Travel time and distance to designated physician unreasonable, but employer retains control of selection - Florida

In Harman v. Merch. Transp, while a judge agreed with the injured employee that both the first and second designated treating physicians were too far away, he ruled the choice remained with the employer. The employee only submitted one alternative physician, who did not take workers' comp.



Last act necessary to form a contract of hire determines state of employment - Illinois

In an unpublished decision, Industrial Contractors Skanska v. Illinois Workers' Comp. Comm'n, an appellate court reversed a decision of a county circuit court confirming an award of workers' compensation benefits by the state's Workers' Compensation Commission because the injured worker's injury occurred in Indiana. An apprentice electrician, a resident of Illinois, was assigned by her union to an electrical contractor based in Indiana. When she reported to the jobsite, she filled out paperwork and went through safety training. She did acknowledge that if the contractor did not want her, they could spin her at the gate.

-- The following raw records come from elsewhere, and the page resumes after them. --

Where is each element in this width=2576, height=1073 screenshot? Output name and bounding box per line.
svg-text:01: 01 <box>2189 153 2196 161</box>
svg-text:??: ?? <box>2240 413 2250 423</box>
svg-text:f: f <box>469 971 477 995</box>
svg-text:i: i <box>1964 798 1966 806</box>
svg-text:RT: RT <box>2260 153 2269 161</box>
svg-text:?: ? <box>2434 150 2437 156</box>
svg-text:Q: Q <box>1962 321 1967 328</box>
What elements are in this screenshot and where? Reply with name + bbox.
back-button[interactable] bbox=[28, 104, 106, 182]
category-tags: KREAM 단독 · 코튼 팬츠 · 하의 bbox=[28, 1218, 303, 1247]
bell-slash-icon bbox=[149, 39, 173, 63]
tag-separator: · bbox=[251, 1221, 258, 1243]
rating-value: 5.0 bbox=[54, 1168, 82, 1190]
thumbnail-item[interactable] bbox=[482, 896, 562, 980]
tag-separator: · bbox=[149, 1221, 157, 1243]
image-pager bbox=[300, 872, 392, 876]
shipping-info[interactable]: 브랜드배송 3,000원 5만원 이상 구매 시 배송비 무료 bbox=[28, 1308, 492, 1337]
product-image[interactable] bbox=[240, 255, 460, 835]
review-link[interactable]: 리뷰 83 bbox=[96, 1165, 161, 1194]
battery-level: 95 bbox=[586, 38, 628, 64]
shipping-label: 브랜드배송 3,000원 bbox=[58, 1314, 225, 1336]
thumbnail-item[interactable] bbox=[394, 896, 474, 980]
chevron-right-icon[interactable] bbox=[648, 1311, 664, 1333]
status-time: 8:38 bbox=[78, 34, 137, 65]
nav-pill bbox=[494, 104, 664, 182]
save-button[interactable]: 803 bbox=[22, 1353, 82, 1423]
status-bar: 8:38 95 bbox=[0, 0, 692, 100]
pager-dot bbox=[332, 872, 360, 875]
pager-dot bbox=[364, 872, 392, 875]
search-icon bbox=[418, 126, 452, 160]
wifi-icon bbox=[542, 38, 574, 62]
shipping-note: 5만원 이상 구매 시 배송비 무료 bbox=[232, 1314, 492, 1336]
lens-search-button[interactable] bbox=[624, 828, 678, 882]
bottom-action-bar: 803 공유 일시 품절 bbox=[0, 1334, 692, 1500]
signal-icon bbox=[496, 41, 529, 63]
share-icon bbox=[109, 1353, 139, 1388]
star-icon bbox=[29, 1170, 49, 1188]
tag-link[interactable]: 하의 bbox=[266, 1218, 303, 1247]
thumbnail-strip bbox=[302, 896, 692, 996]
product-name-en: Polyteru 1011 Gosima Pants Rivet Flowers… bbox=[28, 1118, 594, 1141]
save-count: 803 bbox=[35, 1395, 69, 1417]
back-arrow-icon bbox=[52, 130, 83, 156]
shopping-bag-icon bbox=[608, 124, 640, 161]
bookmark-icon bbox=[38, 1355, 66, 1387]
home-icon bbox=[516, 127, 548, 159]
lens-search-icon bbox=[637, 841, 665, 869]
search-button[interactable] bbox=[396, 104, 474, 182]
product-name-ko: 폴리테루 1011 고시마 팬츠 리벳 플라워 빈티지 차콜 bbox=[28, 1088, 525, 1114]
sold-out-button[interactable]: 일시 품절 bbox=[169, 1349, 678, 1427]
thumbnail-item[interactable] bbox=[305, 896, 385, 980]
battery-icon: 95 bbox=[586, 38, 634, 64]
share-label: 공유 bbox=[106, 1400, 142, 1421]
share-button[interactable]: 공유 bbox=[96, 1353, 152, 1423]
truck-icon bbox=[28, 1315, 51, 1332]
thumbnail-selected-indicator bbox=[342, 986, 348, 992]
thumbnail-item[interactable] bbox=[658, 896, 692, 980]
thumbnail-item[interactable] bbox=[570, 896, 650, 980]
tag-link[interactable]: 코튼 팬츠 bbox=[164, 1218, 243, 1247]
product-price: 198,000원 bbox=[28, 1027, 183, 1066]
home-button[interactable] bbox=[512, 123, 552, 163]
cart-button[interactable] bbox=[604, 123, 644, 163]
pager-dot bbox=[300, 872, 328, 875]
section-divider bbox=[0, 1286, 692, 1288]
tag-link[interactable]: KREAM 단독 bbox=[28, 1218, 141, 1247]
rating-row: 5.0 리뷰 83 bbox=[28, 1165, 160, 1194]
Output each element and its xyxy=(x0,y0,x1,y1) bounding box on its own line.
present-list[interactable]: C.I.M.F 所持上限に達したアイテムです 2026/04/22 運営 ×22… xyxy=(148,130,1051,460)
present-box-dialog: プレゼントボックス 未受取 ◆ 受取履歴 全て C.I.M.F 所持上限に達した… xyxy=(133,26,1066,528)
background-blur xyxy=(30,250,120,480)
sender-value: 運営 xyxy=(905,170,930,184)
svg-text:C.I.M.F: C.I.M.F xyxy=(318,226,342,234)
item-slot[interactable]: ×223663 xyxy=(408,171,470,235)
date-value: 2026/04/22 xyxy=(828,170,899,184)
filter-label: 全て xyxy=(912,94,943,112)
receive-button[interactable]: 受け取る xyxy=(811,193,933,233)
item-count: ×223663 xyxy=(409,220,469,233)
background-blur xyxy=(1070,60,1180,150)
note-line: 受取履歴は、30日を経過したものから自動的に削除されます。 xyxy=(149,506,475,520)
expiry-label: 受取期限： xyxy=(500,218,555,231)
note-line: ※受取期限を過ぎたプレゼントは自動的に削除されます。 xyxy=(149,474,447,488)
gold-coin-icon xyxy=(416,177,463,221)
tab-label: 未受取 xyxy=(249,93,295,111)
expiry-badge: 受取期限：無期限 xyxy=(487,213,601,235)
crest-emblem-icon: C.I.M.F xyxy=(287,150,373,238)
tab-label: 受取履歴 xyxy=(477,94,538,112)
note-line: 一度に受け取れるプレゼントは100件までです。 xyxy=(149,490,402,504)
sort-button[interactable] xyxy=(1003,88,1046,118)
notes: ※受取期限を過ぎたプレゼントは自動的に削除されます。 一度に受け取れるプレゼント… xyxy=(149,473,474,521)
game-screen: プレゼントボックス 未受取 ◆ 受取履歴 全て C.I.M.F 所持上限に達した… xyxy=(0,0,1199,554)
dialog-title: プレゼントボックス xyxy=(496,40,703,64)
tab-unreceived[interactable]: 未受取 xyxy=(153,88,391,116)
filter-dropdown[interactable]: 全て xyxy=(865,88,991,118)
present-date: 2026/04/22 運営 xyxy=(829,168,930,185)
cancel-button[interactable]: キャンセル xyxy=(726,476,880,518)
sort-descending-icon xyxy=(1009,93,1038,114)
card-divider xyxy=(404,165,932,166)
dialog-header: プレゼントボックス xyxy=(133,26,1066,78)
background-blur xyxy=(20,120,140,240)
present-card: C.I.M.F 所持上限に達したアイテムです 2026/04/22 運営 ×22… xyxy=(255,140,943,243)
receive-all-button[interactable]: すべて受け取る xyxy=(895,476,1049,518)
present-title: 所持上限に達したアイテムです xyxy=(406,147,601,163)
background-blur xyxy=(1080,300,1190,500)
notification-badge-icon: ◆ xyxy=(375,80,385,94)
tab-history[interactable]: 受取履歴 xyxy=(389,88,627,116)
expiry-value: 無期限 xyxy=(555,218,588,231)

While the Commission found that the employment contract arose at the time the electrician was given a referral to the job site, the appellate court disagreed. It noted the language in the labor agreement between the contractor and union specified the union was the exclusive referral agent for the contract, but the contractor retained the right to reject the worker. Therefore, the employer's decision to hire the referred union member is the last act necessary to form a contract for hire and this took place in Indiana.



Morbidly obese worker entitled to PPD - Missouri

In March v. Treasurer of State of Missouri-custodian of Second Injury Fund, a long-term worker received an award of permanent partial disability for pain in his upper extremities. Following treatment, several medical and vocational experts determined he suffered from many other co-morbidities, was morbidly obese, and "permanently and totally disabled." The Labor and Industrial Relations Commission denied permanent disability under the Second Injury Fund, but the Court of Appeals found this was "unsupported by any expert medical testimony" and it cannot substitute its opinion on the question of medical causation.



Flight attendant gets benefits for disease caused by chemicals in her work uniform - New York

In Valdez v. Delta Airlines Inc., a flight attendant was allergic to a chemical used in dyes and would suffer skin, respiratory, and other physical problems. Although there was no evidence the chemical was in the uniform, her condition worsened after she began wearing it and lessened when she wore a different uniform. Her occupational physician testified there was a causal link between her health problems and her exposure to the chemically treated textiles in the uniform.

A Workers' Compensation Law Judge ruled that she had suffered a work-related injury that resulted in contact dermatitis, reactive airway disease, and lymphadenopathy. The Workers' Compensation Board affirmed but modified it to an occupational disease and an appellate court agreed.